On the plus side, he wore wool clothing to combat the cold, built shelter, killed food, signaled that he was in distress, and made the correct decision to stay put. He kept his head in a situation where someone less hardy or more prone to panic might have perished from dehydration or hypothermia, or drowned while trying to swim to the mainland. When I asked him if Vietnam prepared him to survive on Piney Island, he responded, “Hell no, I hunted for food since I was a boy. Being a woodsman was the way I survived Vietnam.”
THE RULES
In addition to filing a float plan, Edmundson recommends the following for boaters:
(1) Carry high-energy foods, hot drinking water as an antidote for cold-water immersion, and signaling devices.

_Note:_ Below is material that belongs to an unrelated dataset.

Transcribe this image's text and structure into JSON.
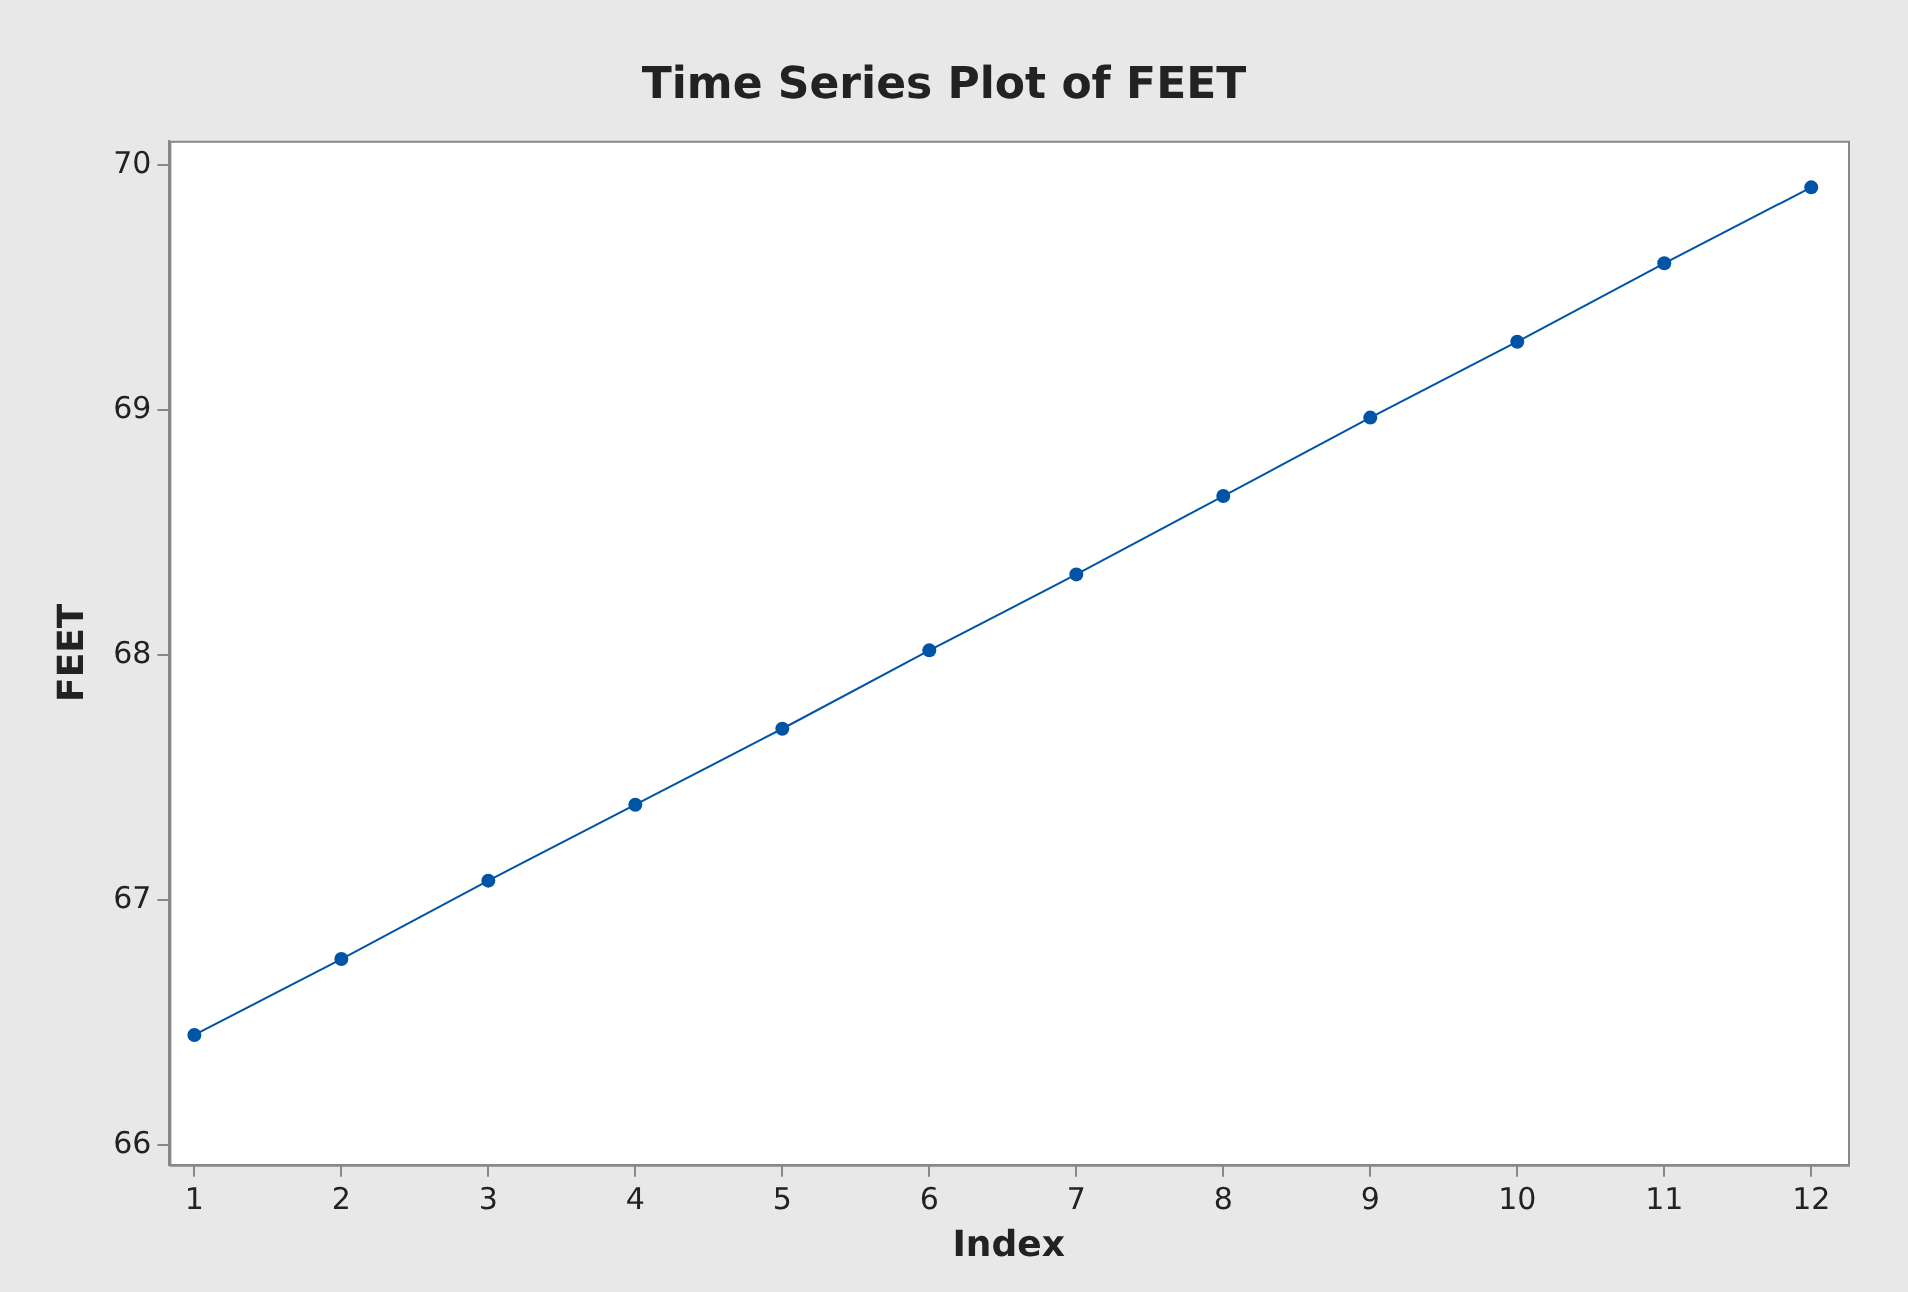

(2) Bundle up extra warm clothing into a dry bag in case you capsize.
(3) Don’t overload the boat. Sportsmen–and duck hunters in particular–favor unstable craft such as johnboats, sneak boats, and canoes, and tend to overload them. When they lean over the gunwales to retrieve a decoy line or a retriever jumps into the water, the boat capsizes.
(4) Always carry matches in a waterproof container and at least one other device to start a fire.
(5) If you hunt saltwater, always bring emergency drinking water in addition to the water you’ll drink that day.
DON’T LEAVE HOME WITHOUT…
A VHFM radio. The 25-watt console models have the greatest range; a 5-watt submersible securely buttoned inside a breast pocket is a good alternative if you hunt from smaller craft. On unpatrolled waters, carry a twoway radio or a cellphone in a waterproof bag.